Waste Today Services operates a garbage hauling company in a South Jersey city. Each year, the company must apply for a new contract with the city. The contract is in part based on the pounds of garbage hauled. Part of the analysis that goes into the contract development is an estimate of the mean pound of garbage put out by each customer in the city. The city has asked for both 99% and 90% confidence interval estimates for the mean. A sample of 100 customers was taken. It is known that the population standard deviation is 12.6 pounds and the sample mean is 40.78. What is the impact in changing the confidence level?

Use confidence interval formulas:

CI99 = mean ± (2.58)(sd/√n)
...where mean = 40.78; 2.58 represents 99% interval; sd = 12.6; n = 100.

Calculate the interval.

Use the formula again for a 90% confidence interval using the appropriate value from a z-table.

Once you calculate both intervals, you should be able to see the difference.

I hope this will help get you started.

The confidence level refers to the level of certainty or reliability in estimating the population parameter, in this case, the mean pound of garbage put out by each customer in the city. Increasing the confidence level generally results in wider confidence intervals.

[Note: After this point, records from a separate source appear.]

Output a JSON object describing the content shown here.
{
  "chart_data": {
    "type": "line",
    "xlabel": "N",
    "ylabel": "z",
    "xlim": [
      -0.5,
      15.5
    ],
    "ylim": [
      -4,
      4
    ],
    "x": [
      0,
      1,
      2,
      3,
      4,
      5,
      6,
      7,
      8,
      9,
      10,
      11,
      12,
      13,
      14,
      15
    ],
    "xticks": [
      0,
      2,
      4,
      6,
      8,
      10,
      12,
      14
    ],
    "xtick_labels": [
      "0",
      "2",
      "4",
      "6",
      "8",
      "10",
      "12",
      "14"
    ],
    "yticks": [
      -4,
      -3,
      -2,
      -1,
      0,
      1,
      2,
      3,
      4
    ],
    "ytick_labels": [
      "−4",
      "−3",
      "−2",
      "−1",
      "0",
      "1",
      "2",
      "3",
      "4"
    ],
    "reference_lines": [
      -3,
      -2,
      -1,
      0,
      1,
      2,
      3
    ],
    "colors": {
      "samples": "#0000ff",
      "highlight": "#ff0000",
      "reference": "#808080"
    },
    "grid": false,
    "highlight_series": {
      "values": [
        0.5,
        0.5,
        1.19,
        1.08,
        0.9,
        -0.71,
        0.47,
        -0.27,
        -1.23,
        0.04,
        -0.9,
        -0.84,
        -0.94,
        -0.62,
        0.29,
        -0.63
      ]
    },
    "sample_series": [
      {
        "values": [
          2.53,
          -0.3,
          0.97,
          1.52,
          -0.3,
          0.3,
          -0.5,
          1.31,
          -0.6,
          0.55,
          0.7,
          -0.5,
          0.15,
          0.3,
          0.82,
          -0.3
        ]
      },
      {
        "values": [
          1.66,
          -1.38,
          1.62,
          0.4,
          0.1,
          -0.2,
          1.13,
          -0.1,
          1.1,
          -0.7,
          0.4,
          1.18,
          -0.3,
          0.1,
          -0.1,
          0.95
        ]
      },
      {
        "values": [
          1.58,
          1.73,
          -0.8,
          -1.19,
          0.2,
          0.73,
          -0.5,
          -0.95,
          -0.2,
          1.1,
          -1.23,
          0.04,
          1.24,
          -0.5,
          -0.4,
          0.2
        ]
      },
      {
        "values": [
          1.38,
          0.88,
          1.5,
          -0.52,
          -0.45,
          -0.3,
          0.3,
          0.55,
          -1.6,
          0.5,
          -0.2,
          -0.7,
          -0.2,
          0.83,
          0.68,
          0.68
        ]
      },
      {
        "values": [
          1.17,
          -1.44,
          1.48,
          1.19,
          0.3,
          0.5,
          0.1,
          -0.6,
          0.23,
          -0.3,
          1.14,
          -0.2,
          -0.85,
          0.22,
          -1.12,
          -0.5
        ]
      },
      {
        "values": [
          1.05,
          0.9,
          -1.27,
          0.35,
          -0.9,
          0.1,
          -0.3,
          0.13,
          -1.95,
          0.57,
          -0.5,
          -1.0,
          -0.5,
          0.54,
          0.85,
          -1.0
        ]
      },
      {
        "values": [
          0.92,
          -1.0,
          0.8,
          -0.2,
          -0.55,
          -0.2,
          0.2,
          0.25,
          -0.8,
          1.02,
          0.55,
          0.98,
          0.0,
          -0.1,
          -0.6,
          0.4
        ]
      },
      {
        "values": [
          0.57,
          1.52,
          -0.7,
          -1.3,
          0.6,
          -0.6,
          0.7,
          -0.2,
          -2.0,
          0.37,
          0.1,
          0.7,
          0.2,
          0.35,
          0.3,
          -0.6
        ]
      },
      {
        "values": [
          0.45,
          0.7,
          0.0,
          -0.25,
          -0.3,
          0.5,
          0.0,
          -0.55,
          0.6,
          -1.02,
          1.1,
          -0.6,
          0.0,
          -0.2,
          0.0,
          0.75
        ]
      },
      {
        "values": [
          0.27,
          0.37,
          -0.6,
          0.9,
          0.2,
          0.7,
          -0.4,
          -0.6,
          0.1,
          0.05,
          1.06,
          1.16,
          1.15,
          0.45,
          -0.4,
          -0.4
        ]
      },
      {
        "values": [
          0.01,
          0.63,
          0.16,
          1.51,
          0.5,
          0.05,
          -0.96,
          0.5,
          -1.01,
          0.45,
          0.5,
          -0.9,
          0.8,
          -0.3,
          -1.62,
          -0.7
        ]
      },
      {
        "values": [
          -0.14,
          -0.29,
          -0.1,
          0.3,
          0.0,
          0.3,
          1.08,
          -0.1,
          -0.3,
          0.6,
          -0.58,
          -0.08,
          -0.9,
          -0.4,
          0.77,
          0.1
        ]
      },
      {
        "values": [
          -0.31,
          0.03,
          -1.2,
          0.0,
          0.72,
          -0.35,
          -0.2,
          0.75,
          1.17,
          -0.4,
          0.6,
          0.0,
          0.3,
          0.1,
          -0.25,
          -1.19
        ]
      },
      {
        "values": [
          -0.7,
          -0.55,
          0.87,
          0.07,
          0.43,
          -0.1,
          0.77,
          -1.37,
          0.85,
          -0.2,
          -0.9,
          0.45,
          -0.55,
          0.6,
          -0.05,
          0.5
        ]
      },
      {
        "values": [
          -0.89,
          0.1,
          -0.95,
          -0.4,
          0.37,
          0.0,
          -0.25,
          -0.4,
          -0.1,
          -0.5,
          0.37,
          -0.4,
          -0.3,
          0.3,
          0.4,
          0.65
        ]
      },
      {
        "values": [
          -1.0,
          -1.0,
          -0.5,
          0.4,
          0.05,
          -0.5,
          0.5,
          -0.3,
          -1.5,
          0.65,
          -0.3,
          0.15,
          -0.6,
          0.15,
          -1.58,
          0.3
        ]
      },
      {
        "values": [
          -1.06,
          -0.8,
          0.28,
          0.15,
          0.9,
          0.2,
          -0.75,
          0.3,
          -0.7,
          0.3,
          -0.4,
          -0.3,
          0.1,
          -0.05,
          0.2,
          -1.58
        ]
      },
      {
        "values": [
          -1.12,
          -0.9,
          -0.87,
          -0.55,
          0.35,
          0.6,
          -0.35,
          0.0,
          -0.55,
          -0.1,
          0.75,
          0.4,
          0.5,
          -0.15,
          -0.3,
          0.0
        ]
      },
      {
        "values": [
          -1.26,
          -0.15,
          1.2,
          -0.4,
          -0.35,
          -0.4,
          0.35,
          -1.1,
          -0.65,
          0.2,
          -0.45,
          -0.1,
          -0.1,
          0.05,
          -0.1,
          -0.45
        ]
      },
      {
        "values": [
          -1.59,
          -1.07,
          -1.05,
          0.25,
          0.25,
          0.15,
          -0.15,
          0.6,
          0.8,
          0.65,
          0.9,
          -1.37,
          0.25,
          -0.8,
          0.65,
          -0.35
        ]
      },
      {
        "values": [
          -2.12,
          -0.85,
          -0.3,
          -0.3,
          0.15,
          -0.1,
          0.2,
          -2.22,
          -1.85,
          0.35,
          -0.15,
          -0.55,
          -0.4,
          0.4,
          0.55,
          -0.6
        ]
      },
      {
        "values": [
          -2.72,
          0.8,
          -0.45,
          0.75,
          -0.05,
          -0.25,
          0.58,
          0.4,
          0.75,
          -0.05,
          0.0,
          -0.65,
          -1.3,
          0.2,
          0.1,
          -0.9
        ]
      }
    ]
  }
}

To calculate the confidence interval, you can use the formula:

CI = X̄ ± (Z * σ/√n)

Where:
CI = Confidence Interval
X̄ = Sample mean
Z = Z-score (corresponding to the desired confidence level)
σ = Population standard deviation
n = Sample size

To calculate the 99% confidence interval, we need to find the Z-score associated with the 99% confidence level. The Z-score can be obtained from a Z-table or using statistical software. The Z-score for a 99% confidence level is approximately 2.58.

Using the given values:
X̄ = 40.78
Z (99%) = 2.58
σ = 12.6
n = 100

Plugging the values into the formula:

CI (99%) = 40.78 ± (2.58 * 12.6/√100)
= 40.78 ± (2.58 * 12.6/10)
= 40.78 ± 3.3252

So, the 99% confidence interval estimate for the mean pound of garbage put out by each customer in the city is (37.4548, 44.1052).

To calculate the 90% confidence interval, you need to find the Z-score associated with the 90% confidence level. The Z-score for a 90% confidence level is approximately 1.645.

Using the given values:
X̄ = 40.78
Z (90%) = 1.645
σ = 12.6
n = 100

Plugging the values into the formula:

CI (90%) = 40.78 ± (1.645 * 12.6/√100)
= 40.78 ± (1.645 * 12.6/10)
= 40.78 ± 2.1441

So, the 90% confidence interval estimate for the mean pound of garbage put out by each customer in the city is (38.6359, 42.9241).

In summary, by increasing the confidence level from 90% to 99%, the width of the confidence interval increases. This wider interval accounts for greater uncertainty and provides a higher level of confidence in capturing the true population mean within the interval. However, it also leads to a less precise estimate.